Le discours de la diversité et de l’inclusion a pris la relève de l’apologie du multiculturalisme qui survit aujourd’hui sous ces synonymes. Le terme, mais non pas l’idée, est tombé en disgrâce outre-Manche suite aux critiques acharnées dont la doctrine a fait l’objet tout au long des années 2000. Ces condamnations, venant tant de la gauche que de la droite, provoquées par des émeutes dans le nord de l’Angleterre et les attentats terroristes, ont culminé en 2011 quand le Premier ministre conservateur, David Cameron, a déclaré que le multiculturalisme était un échec.
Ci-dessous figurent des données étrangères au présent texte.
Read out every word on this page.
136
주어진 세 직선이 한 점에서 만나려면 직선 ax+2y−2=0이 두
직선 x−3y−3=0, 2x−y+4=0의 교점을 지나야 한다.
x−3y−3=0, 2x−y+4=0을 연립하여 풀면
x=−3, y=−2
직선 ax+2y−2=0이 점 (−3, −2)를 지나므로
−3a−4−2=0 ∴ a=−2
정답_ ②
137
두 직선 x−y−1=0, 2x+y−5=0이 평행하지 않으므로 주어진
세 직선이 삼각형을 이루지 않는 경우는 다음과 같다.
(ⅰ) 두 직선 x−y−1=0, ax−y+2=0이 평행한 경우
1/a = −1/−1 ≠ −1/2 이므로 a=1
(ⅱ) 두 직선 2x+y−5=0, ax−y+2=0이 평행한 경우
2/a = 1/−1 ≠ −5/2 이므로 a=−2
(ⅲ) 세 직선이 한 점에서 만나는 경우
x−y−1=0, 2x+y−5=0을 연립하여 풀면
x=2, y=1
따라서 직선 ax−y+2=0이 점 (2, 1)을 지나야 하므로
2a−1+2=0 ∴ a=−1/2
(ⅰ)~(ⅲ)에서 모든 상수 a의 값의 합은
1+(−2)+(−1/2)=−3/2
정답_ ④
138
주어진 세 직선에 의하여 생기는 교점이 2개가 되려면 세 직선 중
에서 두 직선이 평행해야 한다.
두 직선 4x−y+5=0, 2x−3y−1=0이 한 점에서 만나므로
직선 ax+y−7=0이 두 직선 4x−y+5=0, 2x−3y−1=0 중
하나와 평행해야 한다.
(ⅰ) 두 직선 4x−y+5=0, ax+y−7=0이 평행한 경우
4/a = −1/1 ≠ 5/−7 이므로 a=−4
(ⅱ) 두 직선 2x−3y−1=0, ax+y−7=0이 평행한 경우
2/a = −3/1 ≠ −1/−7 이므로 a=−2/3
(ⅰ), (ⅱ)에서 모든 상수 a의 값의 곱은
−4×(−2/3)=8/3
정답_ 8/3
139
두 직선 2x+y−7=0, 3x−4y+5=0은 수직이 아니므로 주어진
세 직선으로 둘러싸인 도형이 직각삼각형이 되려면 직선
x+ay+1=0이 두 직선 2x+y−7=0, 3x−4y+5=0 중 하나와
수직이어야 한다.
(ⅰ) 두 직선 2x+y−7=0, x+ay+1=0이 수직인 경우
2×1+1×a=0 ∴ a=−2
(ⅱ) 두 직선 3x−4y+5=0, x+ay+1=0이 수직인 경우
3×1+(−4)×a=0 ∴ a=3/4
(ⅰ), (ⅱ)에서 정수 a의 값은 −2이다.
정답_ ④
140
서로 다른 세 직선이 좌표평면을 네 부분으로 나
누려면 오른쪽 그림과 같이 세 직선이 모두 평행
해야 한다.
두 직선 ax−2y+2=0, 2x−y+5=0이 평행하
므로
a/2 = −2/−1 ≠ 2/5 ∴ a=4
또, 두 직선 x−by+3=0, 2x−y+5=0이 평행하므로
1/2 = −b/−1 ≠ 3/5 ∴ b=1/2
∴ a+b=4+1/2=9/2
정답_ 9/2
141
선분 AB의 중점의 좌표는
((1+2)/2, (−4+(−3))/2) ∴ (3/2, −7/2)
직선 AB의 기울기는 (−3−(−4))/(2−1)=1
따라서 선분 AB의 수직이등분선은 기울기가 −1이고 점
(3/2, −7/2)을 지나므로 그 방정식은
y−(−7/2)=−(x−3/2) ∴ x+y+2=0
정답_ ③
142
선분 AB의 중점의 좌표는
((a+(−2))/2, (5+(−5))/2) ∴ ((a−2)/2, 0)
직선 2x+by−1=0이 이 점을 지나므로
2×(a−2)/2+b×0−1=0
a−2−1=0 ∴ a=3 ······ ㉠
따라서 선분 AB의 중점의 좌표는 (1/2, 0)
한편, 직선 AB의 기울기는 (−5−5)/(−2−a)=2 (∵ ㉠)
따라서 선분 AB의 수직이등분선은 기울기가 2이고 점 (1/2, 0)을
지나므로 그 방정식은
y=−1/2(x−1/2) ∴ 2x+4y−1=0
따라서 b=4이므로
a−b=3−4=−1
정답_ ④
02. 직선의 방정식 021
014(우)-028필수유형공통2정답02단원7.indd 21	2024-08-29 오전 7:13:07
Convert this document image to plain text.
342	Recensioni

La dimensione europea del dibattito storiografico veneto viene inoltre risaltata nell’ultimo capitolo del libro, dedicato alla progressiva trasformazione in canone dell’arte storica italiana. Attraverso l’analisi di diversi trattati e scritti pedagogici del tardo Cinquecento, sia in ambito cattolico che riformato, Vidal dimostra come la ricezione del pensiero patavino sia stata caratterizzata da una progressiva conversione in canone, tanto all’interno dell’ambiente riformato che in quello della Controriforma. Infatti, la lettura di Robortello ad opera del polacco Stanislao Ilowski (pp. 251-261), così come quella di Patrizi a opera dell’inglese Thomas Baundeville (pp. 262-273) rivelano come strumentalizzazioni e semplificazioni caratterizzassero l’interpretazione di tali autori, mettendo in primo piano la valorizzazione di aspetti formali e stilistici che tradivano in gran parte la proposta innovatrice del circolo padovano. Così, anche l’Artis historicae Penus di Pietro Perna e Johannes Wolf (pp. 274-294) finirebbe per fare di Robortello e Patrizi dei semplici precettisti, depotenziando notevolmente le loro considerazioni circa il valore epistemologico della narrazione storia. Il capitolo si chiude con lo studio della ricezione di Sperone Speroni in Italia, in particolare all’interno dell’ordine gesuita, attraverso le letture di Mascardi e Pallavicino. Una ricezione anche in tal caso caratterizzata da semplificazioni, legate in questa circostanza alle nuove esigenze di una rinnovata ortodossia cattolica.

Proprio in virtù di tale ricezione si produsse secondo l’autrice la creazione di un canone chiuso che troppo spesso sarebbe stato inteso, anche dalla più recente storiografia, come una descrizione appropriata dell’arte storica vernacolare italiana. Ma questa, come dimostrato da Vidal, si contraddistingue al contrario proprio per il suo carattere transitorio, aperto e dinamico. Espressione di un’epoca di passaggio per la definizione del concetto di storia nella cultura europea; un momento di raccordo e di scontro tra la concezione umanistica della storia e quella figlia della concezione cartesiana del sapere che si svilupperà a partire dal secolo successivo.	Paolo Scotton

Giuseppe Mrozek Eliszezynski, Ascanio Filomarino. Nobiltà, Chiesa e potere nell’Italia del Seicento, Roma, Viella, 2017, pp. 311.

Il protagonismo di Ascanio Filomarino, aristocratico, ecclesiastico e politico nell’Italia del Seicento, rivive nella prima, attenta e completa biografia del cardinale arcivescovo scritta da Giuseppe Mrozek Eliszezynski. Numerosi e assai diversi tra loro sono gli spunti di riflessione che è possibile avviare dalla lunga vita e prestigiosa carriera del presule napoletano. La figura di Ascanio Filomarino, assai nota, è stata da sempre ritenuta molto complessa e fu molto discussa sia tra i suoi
Pourtant, le mot « multiculturalisme » est ambigu : une société est-elle multiculturelle quand il y existe une pluralité de cultures en l’absence de toute stratégie publique efficace ? Ou quand la coexistence plus ou moins harmonieuse de différentes communautés a été savamment orchestrée par les autorités ? Dans la mesure où le Londres de notre époque, comme le Royaume-Uni, est multiculturel, est-ce le fruit des circonstances ou d’un calcul politique ? Dans le débat en France, le Royaume-Uni est présenté comme le parangon du multiculturalisme – et la preuve que l’approche de l’État français est mauvaise, pour les uns, bonne, pour les autres. Tous ont tort.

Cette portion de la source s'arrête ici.